A good example of this is Grixis Death’s Shadow in Modern. It has plenty of good, cheap removal; some counterspells to fend off the final points; and plenty of ways to win the game fairly quickly between the namesake card and Gurmag Angler. Collective Brutality is such an effective sideboard card in part because it plays no matter what the shape of the game looks like. It isn’t the perfect example because that deck deals so much damage to itself that it can get tripped up against Burn, but that collection of cards and overall strategy is a good blueprint for engaging with burn strategies.

From Nicholas Machado:

What cards do you think will (or should) be included in Nissa’s Signature Spellbook?

I don’t know anything, but off the cuff I’d like one Nissa planeswalker (probably Who Shakes the World), Regrowth, Crop Rotation, Abundance, Utopia Sprawl, Scapeshift — some blend of stuff with multi-format appeal, stuff that speaks to growth and evolution, stuff that’s very tonally green, but I don’t know much about designing these things or what the goals are, so.

Lastly, the Question of the Week, from Steven Williams:

Hi there!

For my question, what do you believe is the correct power level for Standard? Since this is usually the easiest format for a new player to get into, should this be a format that is turned down a bit in that regards to be more welcoming to newer players or more powerful, so show what the game can truly do?

I can’t remember if it is Garfield or Rosewater, but one of them wrote an article once about how people often talk about “luck” and “skill” in games as though they are opposed concepts, when in reality they exist on different wavelengths. To prove the point, they mentioned Chess, Poker, War, and Tic-Tac-Toe as four games that exist on four different plots on the “low to high skill” and “low to high luck” four square.

I think a similar misuse of terms litters discussion about the right power level for formats; that as power levels increase, the assumption is that the games become less fun. I don’t think that has to be true. Thragtusk is very powerful and shows up in very powerful formats and was a foundational piece of a healthy and popular Standard format.

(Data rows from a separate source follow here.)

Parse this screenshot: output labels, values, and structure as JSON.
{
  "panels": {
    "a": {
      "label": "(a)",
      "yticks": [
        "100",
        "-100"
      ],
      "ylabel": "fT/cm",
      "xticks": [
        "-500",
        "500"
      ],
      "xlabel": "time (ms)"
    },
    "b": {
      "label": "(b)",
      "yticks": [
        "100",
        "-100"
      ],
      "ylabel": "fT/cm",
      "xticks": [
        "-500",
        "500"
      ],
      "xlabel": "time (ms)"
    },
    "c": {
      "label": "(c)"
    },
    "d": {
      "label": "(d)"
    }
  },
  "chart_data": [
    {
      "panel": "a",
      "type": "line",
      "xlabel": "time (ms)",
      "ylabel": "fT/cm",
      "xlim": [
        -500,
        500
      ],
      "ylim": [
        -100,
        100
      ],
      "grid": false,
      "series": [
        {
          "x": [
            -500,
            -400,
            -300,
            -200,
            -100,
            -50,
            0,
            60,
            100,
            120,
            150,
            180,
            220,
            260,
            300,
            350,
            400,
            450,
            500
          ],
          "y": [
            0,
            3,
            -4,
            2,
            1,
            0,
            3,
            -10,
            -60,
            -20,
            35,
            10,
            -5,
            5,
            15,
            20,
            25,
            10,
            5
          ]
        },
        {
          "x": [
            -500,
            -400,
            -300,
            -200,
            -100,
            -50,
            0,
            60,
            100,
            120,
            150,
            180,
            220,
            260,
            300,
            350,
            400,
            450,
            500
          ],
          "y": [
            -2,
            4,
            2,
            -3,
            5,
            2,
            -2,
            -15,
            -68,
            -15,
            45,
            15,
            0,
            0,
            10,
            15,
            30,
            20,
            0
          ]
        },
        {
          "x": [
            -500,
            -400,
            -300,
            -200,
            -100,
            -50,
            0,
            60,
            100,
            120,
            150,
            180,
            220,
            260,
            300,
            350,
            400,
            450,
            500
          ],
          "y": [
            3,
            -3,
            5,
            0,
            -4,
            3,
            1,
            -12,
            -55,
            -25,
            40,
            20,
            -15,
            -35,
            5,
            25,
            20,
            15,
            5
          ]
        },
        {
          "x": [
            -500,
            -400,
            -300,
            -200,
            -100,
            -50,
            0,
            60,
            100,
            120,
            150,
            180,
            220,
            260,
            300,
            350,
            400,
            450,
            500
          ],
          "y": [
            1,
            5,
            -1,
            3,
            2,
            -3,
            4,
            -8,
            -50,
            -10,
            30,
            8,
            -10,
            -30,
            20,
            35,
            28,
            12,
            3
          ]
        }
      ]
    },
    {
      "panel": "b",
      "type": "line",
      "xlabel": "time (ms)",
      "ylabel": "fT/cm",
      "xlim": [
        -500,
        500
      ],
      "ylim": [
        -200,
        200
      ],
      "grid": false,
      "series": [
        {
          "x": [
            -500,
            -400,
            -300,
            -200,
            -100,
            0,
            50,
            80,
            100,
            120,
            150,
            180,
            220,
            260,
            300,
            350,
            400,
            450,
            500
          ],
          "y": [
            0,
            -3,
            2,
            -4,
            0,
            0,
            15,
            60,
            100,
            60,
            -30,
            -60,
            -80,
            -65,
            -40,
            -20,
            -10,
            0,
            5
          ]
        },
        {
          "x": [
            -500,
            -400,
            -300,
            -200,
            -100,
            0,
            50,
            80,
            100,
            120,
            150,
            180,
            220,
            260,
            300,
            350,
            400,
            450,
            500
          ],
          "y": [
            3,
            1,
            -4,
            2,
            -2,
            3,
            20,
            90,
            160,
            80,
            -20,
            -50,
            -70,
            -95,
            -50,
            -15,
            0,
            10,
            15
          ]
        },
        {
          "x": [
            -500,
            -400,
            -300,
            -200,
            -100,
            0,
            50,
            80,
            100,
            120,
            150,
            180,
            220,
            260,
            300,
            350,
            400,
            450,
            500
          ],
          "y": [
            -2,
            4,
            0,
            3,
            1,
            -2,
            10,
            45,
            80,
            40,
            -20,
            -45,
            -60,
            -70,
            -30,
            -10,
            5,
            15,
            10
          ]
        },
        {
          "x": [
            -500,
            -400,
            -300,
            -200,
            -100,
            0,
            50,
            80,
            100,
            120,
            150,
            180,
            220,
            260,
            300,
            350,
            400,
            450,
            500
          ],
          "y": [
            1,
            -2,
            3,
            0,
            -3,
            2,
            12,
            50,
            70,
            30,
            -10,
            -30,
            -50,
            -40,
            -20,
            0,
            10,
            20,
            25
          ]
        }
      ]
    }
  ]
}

Ugin, the Spirit Dragon is very different on Turn 8 than Turn 4, even if it often does the same thing once it is on the battlefield. Part of what makes Ugin fun (or not fun) is the opportunity cost of getting it onto the battlefield; part of it is the amount of game that happens before and after it resolves. On Turn 4, it’s likely to be overwhelming no matter what your opponent has done, and on Turn 8 your opponent has had plenty of time to build a foundation and maybe produce their own card of similar cost that could be as good, or even better. The details matter.

I think a diversity of play patterns (within reason – this doesn’t give license to Turn 2 combo or Winter Orb lock decks, even at modest rates/frequency) is more important that each play pattern being optimized for abstractly “ideal” play, if that makes sense, and one massive power level outlier, even one with ostensibly healthy play patterns, is more likely to make things awful than subsidizing “unhealthy” play patterns at the right frequencies.